Buku ini lahir atas keprihatinan dari fenomena perkembangan penegakan hukum penucian uang yang dirasakan keluar menjauh dari hakikat aspek implementasi penegakan hukum, sehingga tampaknya jauh asap dari panggangnya. Seperti anekdot yang muncul di masyarakat hilang ayam lapor polisi akan menjadi hilang kambing, dan seterusnya, yang merupakan umpatan masyarakat dan rasa tidak percayanya masyarakat kepada hukum yang digadang-gadang sebagai panglima dalam menyelesaikan setiap permasalahan.
“Stigma yang ada di masyarakat seperti itu. Saatnya untuk meluruskan, polisi mengantar ayam (yang) hilang,” kata Agung Setya, kepada Infobank, Senin, 7 Maret 2016, sehari sebelum peluncuran buku.
Di lain sisi, sebagai sebuah pemikiran, buku ini ditujukan bagi Kepolisian Negara Republik Indonesia untuk menjalankan amanah konstitusi, khususnya sebagai penegak hukum. Bahwa penegakan hukum oleh Polri saat ini perlu diarahkan untuk mencapai substansinya, yakni kepastian, keadilan, dan kemanfaatan hukum.
Ulasan :
Hukum telah menjadi bagian penting bagi demokrasi, namun masih menjadi hal yang abstrak bagi pencari keadilan. Kondisi ini menjadikan hukum sulit menjadi panglima. Menggali kesadaran para aparatur yang tidak hanya hafal isi hukum di dalam buku-buku yang tersusun rapi di rak buku, namun harus mampu menghidupkan hukum menjadi bagian penting membangun peradaban Indonesia.
Menegakkan hukum pencucian uang memerlukan kesungguhan dalam komitmen dan integritas penegak hukum.
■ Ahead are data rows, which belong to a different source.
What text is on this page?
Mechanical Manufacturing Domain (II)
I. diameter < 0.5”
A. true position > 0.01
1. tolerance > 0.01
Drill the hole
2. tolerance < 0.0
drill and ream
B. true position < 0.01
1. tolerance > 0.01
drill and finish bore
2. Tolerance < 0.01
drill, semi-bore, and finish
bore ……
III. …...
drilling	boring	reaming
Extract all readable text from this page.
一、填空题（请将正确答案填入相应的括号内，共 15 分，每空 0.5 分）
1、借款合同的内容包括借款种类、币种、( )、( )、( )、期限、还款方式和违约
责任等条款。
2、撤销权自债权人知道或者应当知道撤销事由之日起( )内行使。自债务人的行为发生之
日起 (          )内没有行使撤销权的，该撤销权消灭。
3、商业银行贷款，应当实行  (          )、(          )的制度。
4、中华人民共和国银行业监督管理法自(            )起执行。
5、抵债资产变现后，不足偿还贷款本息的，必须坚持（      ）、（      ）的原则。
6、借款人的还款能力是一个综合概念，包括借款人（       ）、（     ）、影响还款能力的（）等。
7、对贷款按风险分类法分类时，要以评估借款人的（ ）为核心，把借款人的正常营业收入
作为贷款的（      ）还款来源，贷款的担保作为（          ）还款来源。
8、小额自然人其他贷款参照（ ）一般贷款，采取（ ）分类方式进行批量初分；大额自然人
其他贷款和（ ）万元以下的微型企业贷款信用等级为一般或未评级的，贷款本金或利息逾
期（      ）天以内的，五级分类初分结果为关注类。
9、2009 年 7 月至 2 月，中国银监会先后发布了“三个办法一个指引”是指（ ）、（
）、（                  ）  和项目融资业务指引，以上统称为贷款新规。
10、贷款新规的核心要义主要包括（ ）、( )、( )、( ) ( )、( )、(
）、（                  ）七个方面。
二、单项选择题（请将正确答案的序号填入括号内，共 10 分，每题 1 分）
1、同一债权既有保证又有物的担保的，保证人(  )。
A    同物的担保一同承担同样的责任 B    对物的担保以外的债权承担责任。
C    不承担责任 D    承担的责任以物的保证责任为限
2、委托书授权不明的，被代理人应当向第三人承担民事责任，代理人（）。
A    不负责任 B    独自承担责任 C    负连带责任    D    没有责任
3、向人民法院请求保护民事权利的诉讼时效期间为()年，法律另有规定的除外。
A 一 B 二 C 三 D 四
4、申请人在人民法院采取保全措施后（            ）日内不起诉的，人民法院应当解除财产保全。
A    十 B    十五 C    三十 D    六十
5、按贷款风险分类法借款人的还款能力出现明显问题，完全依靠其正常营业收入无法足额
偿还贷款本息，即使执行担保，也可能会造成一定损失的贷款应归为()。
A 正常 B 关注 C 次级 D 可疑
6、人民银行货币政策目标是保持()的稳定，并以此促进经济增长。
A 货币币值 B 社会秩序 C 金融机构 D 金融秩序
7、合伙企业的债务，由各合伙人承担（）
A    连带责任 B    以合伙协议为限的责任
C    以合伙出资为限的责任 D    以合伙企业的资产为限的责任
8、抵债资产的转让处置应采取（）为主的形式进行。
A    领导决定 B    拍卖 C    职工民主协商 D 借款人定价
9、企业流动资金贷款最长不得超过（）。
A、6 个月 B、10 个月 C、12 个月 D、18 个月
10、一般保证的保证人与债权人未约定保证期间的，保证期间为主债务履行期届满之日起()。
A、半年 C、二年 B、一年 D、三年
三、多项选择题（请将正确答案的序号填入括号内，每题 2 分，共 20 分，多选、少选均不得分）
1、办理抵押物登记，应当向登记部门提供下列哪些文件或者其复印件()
Membuang jauh kepentingan dan memfokuskan kemanfaatan hukum menjadi modal dasar. Penegak hukum yang masih silau dengan materi, aset, dan “barang bukti” mesti menyingkir dari proses penegakan hukum pencucian uang.
Betapa berat penegakan hukum yang masih memikul anekdot hilang ayam lapor polisi akan menjadi hilang kambing, perkara diajukan kepada jaksa akan hilang sapi dan setelah perkara diputuskan hakim akan hilang kandangnya. Penegak hukum sendiri yang berkewajiban membuang anekdot itu dengan tindakan nyata dalam penegakan hukum yang bermanfaat bagi masyarakat, memberi rasa keadilan tanpa membebani. Sesuatu yang harus diperjuangkan, dikerjakan, dan diwujudkan dengan apa yang disebut “Penegakan Hukum Tindak Pidana Pencucian Uang”.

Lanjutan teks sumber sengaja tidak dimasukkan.